Friday, May 29, 2015


     Billed as “a new musical about Hollywood’s tough guy in tap shoes,” Cagney, which opened last night at the York Theatre Company, is another refreshing show from a company that specializes in producing uplifting new musicals.

     Broadway veteran Robert Creighton is the powerhouse of talent behind the show, making its New York premiere through June 21. A triple threat — actor, singer and dancer — he also wrote the music and lyrics for several of the songs.  Christopher McGovern wrote the rest. 

     Short and stocky, Creighton would not normally be thought of as a leading man, unless that leading man happens to be the similarly built James Cagney, in which case Creighton seemed almost destine for the role.

     “When I was a student at The American Academy of Dramatic Arts, an acting teacher, Jack Melanos, told me I reminded him of Jimmy Cagney.  Thank you, Jack,” he writes in a program message. “At the time, my only knowledge of Cagney’s film work was having seen ‘Yankee Doodle Dandy’ as a kid. I went and rented several Cagney films and thus began the obsession.”

     Unlike Creighton, I have never seen any of his films and knew nothing about his life.  Thanks to this musical, with its book by playwright Peter Colley and direction by Bill Castellino, I now know a good deal about Cagney’s biography, although his character is portrayed too one-sidedly sweet and wholesome to be the entire story.

   After an opening number about the ups and downs of Hollywood, “Black and White,” the story is framed by Cagney’s appearance in 1978 at the Screen Actors Guild awards to receive one for Lifetime Achievement. He’s talking with Jack Warner (Bruce Sabath), the head of Warner Brothers Studios who gave Cagney his first movie role and wants to take credit for finding “a tough guy to give the Depression-era public what it wanted.”
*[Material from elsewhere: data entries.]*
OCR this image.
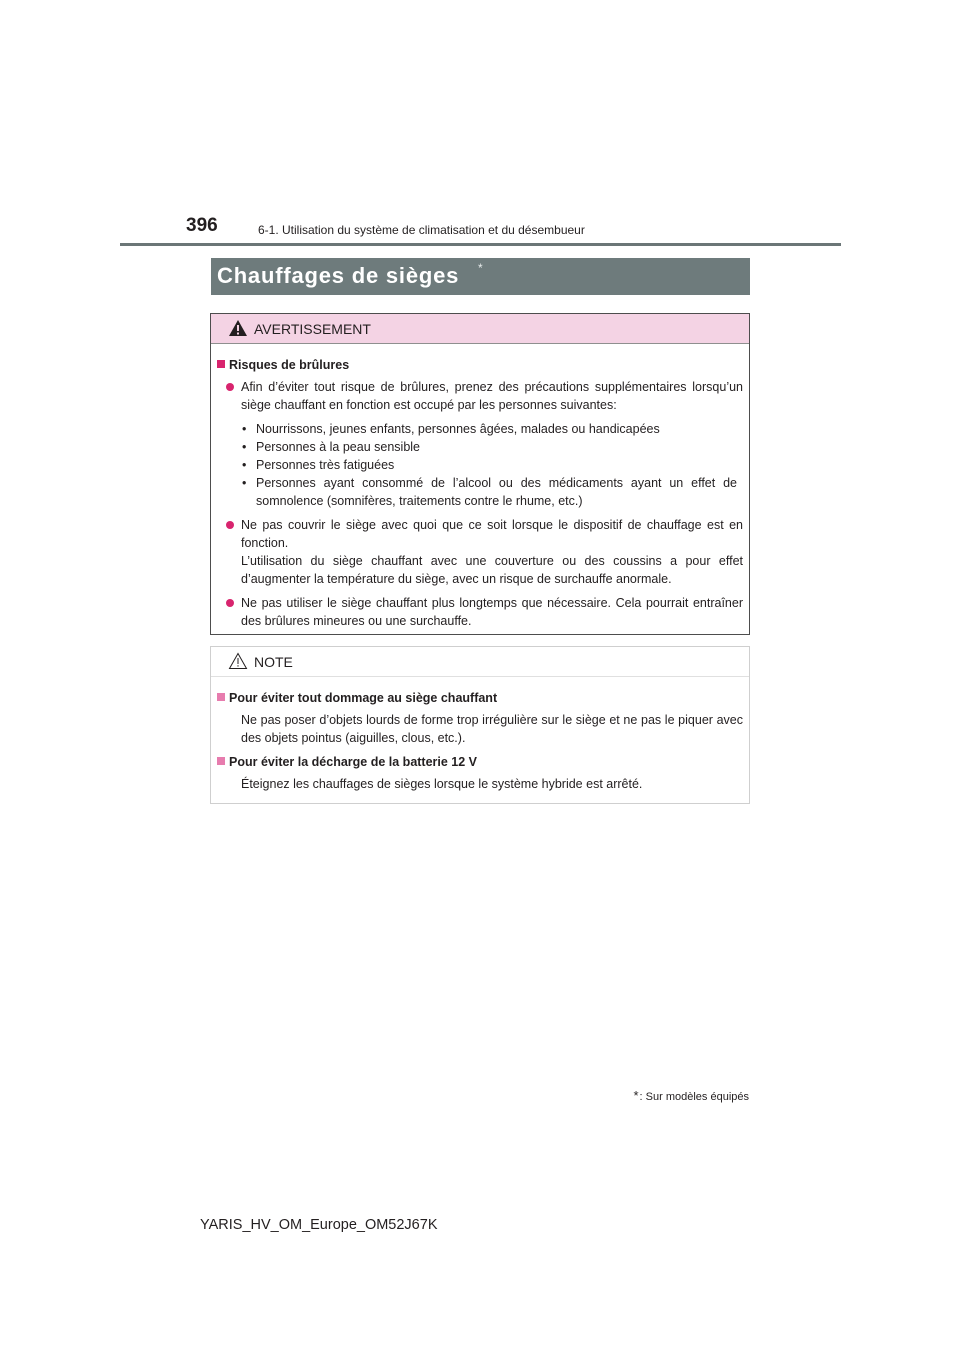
396	6-1. Utilisation du système de climatisation et du désembueur
Chauffages de sièges *
AVERTISSEMENT
Risques de brûlures

Afin d’éviter tout risque de brûlures, prenez des précautions supplémentaires lorsqu’un siège chauffant en fonction est occupé par les personnes suivantes:

• Nourrissons, jeunes enfants, personnes âgées, malades ou handicapées
• Personnes à la peau sensible
• Personnes très fatiguées
• Personnes ayant consommé de l’alcool ou des médicaments ayant un effet de somnolence (somnifères, traitements contre le rhume, etc.)

Ne pas couvrir le siège avec quoi que ce soit lorsque le dispositif de chauffage est en fonction.

L’utilisation du siège chauffant avec une couverture ou des coussins a pour effet d’augmenter la température du siège, avec un risque de surchauffe anormale.

Ne pas utiliser le siège chauffant plus longtemps que nécessaire. Cela pourrait entraîner des brûlures mineures ou une surchauffe.

NOTE
Pour éviter tout dommage au siège chauffant

Ne pas poser d’objets lourds de forme trop irrégulière sur le siège et ne pas le piquer avec des objets pointus (aiguilles, clous, etc.).

Pour éviter la décharge de la batterie 12 V

Éteignez les chauffages de sièges lorsque le système hybride est arrêté.

*: Sur modèles équipés
YARIS_HV_OM_Europe_OM52J67K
   But Cagney, who had broken with and rejoined the studio several times, has an answer for his former boss.  “You didn’t create that.  The streets of New York did.”

    In between that frame we see Cagney, born of Irish ancestry on the Lower East Side, stumble into show business in 1922 after losing his job as a laborer. Checking out the Help Wanteds with his brother, Bill (Josh Walden), he finds one for a dancer at Keith’s Musical Theatre and goes to check it out. Proving to be surprisingly light on his feet, he dances his way into the chorus, where he is dressed as a woman, and also performs standup comedy, thus beginning his life in vaudeville.

     In a nutshell, the stage and Hollywood follow, along with a happy marriage to Willie (Ellen Zolezzi), his first dancing partner at Keith’s.   He is called before a House of Representatives committee to answer charges that he is a Communist sympathizer because he contributes to labor organizations and sent money for the Scottsboro Boys defense.  This contributes to one of his splits from Warner Brothers, but also after portraying “dumb women-slapping Micks” in 28 movies, he wants to play different roles, so he forms his own production company. 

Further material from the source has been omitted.